Cuban music lovers had their spirits lifted recently as one of the country’s most popular festival was staged.
New Orleans and Cuban brass musicians paraded joyously through Havana two weeks ago as part of the city’s jazz festival and in defiance of the Trump administration’s efforts to weaken US-Cuba relations.
On a warm, sunny day, passers-by joined in the conga or danced on the balconies above as the trumpeters, trombone and saxophone players marched through Havana’s eclectic mix of colonial, art deco and art nouveau buildings.
“The world is so separated right now ... so moments like this are especially important,” said US citizen Nicola Fuqua who went to Havana for the festival. “New Orleans and Cuba are so similar.”
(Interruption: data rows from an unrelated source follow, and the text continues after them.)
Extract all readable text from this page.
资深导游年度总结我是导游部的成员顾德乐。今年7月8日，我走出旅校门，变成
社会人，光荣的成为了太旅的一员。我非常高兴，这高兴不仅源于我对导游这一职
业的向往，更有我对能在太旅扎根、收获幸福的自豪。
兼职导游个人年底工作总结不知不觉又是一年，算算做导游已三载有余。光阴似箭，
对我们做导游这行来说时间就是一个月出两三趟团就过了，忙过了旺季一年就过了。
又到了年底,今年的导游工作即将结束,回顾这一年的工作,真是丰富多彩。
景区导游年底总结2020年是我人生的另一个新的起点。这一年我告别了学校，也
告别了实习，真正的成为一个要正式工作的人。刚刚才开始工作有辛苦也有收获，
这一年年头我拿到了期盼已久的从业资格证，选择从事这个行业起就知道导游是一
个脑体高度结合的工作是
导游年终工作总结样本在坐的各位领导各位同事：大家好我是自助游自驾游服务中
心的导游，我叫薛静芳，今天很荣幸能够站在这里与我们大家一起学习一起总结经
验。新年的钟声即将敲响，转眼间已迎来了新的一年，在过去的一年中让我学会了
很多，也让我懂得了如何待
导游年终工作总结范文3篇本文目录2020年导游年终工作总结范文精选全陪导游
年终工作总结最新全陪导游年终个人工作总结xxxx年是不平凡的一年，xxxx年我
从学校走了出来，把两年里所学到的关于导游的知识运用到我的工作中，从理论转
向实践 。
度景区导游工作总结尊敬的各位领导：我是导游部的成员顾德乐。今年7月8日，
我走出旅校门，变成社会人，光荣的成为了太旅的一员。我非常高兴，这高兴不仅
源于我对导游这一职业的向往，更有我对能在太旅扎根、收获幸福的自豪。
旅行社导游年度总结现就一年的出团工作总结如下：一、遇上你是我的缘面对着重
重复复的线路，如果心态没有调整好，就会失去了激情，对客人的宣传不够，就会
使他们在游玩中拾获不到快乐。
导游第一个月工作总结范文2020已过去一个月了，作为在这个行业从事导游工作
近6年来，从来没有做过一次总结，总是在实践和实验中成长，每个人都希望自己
Music has long formed a cultural bridge between Cuba and the United States regardless of the state of political relations, with Afro-Cuban rhythms like the habanera feeding into Afro-American music as early as the 19th century.
“We are hoping that with us coming over, this can open up the door to more collaborations and things the U.S. and Cuba can come together on,” Marcus Hubbard, trumpet player for brass band The Soul Rebels said.
Cruises used to regularly connect New Orleans and Havana before Fidel Castro’s 1959 leftist revolution that prompted the United States to cut off diplomatic relations and impose a trade and travel embargo on Cuba that exists to this day.
The visiting New Orleans musicians said they were frustrated it was so hard to come to Communist-run Cuba due to President Donald Trump’s tightening of restrictions on US travel to the Caribbean’s largest island.